My Trip to Italy

I’m back! Actually, I’ve been back for a few days, but jetlag is real. It wasn’t as bad for me coming home as it was going there, but it still smacked me down a bit. Fortunately I suspected that would be the case and left myself a cushion to readjust…except for the doctor and dentist appointments I foolishly made for myself for the beginning of this week. But that’s all under the bridge, and I’m ready to dive back into my craft room. First though, I’d like to share a little of my trip with you!

We left home on April 24th and took a series of LONG flights to Italy. In our airport here in Portland you leave the secured area, and can greet whoever is picking you up, before you pick up your luggage. In Naples, we had to wait for our luggage first. Which nearly drove me crazy, and my husband kept saying “Just go hug your boy. I’ll get the bags.” I finally took him up on it. A year is too long to wait for a hug from your kid.

Our son lives in a small town just inland from Gaeta, where he works, and he drove down to Naples to pick us up. The first thing I learned about Italy is that the driving situation is insane. A one lane road is turned to three, cars will pass each other with traffic in the oncoming lane, and it feels like everyone’s bumpers are touching because they drive so close together. Fortunately, the cars are tiny. If I lived there I would have to take public transportation everywhere!

The first place we spent some time was Gaeta. Apparently it’s not a big tourist area for people from outside the country, but it is for Italians. The weather was good, and being from Oregon anything over about 65 degrees is shorts and tanks weather. We were the ONLY ones. Everyone else was wearing muted colors, heavy coats and boots. Me and my white, flowery, sleeveless top and my pasty white arms stuck out like a sore thumb.

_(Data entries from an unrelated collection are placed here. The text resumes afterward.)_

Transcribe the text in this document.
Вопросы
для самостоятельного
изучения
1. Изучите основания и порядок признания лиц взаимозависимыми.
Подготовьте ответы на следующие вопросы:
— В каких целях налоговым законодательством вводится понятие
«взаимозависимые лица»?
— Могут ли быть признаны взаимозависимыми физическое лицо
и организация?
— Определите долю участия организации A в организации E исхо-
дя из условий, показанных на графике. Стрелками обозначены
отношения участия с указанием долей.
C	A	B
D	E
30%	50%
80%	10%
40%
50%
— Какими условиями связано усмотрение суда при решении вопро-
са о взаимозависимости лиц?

Of course one of the first things we did was sample some gelato and cappuccino. It’s probably good I don’t live there, or that’s what I would have every day.

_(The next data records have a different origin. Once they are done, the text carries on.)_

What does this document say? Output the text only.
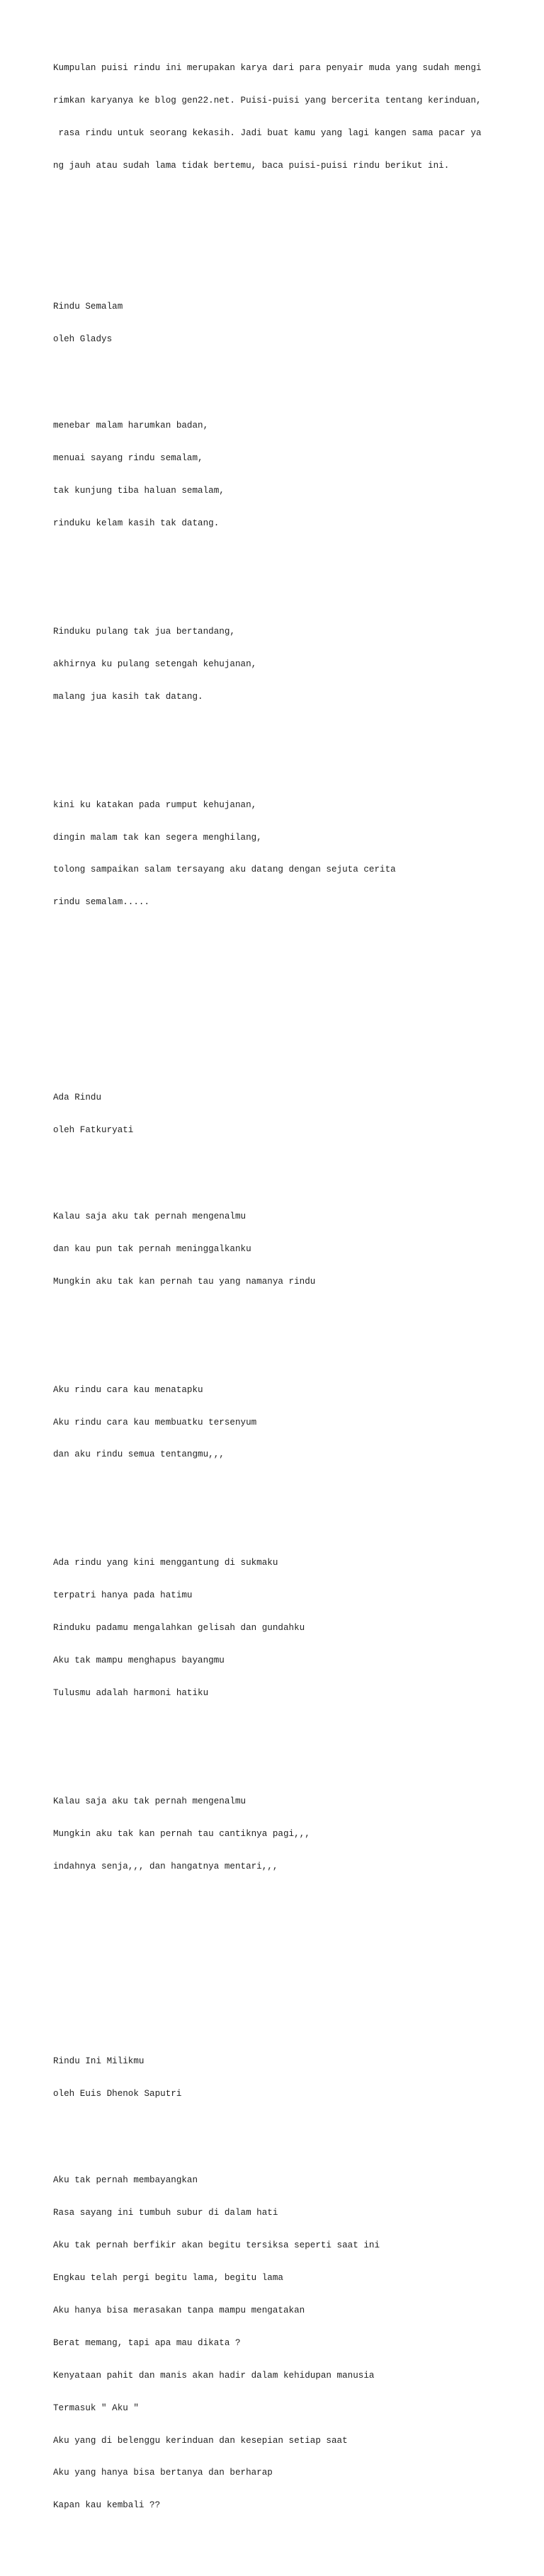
Kumpulan puisi rindu ini merupakan karya dari para penyair muda yang sudah mengi

rimkan karyanya ke blog gen22.net. Puisi-puisi yang bercerita tentang kerinduan,

rasa rindu untuk seorang kekasih. Jadi buat kamu yang lagi kangen sama pacar ya

ng jauh atau sudah lama tidak bertemu, baca puisi-puisi rindu berikut ini.

Rindu Semalam

oleh Gladys

menebar malam harumkan badan,

menuai sayang rindu semalam,

tak kunjung tiba haluan semalam,

rinduku kelam kasih tak datang.

Rinduku pulang tak jua bertandang,

akhirnya ku pulang setengah kehujanan,

malang jua kasih tak datang.

kini ku katakan pada rumput kehujanan,

dingin malam tak kan segera menghilang,

tolong sampaikan salam tersayang aku datang dengan sejuta cerita

rindu semalam.....

Ada Rindu

oleh Fatkuryati

Kalau saja aku tak pernah mengenalmu

dan kau pun tak pernah meninggalkanku

Mungkin aku tak kan pernah tau yang namanya rindu

Aku rindu cara kau menatapku

Aku rindu cara kau membuatku tersenyum

dan aku rindu semua tentangmu,,,

Ada rindu yang kini menggantung di sukmaku

terpatri hanya pada hatimu

Rinduku padamu mengalahkan gelisah dan gundahku

Aku tak mampu menghapus bayangmu

Tulusmu adalah harmoni hatiku

Kalau saja aku tak pernah mengenalmu

Mungkin aku tak kan pernah tau cantiknya pagi,,,

indahnya senja,,, dan hangatnya mentari,,,

Rindu Ini Milikmu

oleh Euis Dhenok Saputri

Aku tak pernah membayangkan

Rasa sayang ini tumbuh subur di dalam hati

Aku tak pernah berfikir akan begitu tersiksa seperti saat ini

Engkau telah pergi begitu lama, begitu lama

Aku hanya bisa merasakan tanpa mampu mengatakan

Berat memang, tapi apa mau dikata ?

Kenyataan pahit dan manis akan hadir dalam kehidupan manusia

Termasuk " Aku "

Aku yang di belenggu kerinduan dan kesepian setiap saat

Aku yang hanya bisa bertanya dan berharap

Kapan kau kembali ??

In the afternoon, we stopped at an outdoor bar for drinks. We were sitting at a little table, when suddenly car after car started pulling up, filled with people clearly dressed for a wedding, including the bride and groom themselves. The bar was ready for them with champagne and snacks. We just sat at our little table while an entire wedding reception was happening around us!

There’s a castle next door to my son’s apartment building (!), so we spent part of a day exploring that. We were on our way to figure out how to get in, when an Italian man that works with my son happened to drive by. We asked him where to enter, so he hopped out of his car and gave us a mini tour. He grew up in the area, and talked about playing hide and seek in the castle as a kid.

Tucker had to work during much of our visit, but he was able to get about a week off, so we planned a trip. We decided to take the train, which made for a much more relaxing trek than I think driving would have been. Our first stop was Rome, where we stayed for a couple of days.

We visited most of the things you’d expect in Rome, like the Forum, the Coliseum, Trevi Fountain, etc. Being from the United States, and specifically the West coast, we just don’t have buildings anywhere near as old as almost everything there. It was surreal to me to be walking down the street and realize you’re walking by something that’s been there for thousands of years.

In addition to all the sites, you can find a café and gelato shop on nearly every corner. That wasn’t completely surprising, but what was is the number of Irish pubs. Who would have guessed?

When we left Rome we stopped in Pisa, long enough to see the Leaning Tower. I wish I would have taken a photo of all the tourists there, with about 75% of them taking the “Hey look, I’m holding up the tower with one hand” pic.

From Pisa, we continued on to a town called La Spezia. We had an airbnb there for a couple of nights so we could visit an area called Cinque Terre.  You know those photos you see of Italy with the colorful buildings climbing up a steep hillside? That’s Cinque Terre.

We took the train between each of the five villages, and each one had its own personality. They all sit on the side of a hill, so there is a lot of walking and climbing stairs. I think I understand how the Italians can eat so much pasta, gelato and bread and still be thin and fit.

 The views were absolutely amazing everywhere you looked. You can look to the hillside with all the colorful buildings, grapevines and lemon trees with the biggest lemons I’ve ever seen.

Then you can turn around and see an expansive view of the ocean. Beautiful in every direction.

We stayed in La Spezia because we’d heard it was easier than trying to find lodging in Cinque Terre, but it turned out to be a fun place to spend time also. Our airbnb was across the street from a music conservatory, so we were treated to amazing music most of the time we were there. We also visited an Italian Navy Museum and walking through the shopping and along the waterfront.

After our travels, we returned to our son’s apartment where we celebrated my birthday and Mother’s Day. He had to go back to work, but my husband and I were still able to have some mini adventures, like figuring out how to shop in an Italian grocery store, visit our favorite café for our daily cappuccino and try to decide exactly which shop had the best gelato.

On Tucker’s last day off before we left, he drove us up into the hills to a monastery. You could see all the way past Gaeta to the ocean. It was a perfect way to top off our trip.

We had an amazing time, not only visiting the tourist areas, but getting the opportunity to really experience living in Italy, if only for a short time. We were there for about four days when we decided we are definitely going back next spring!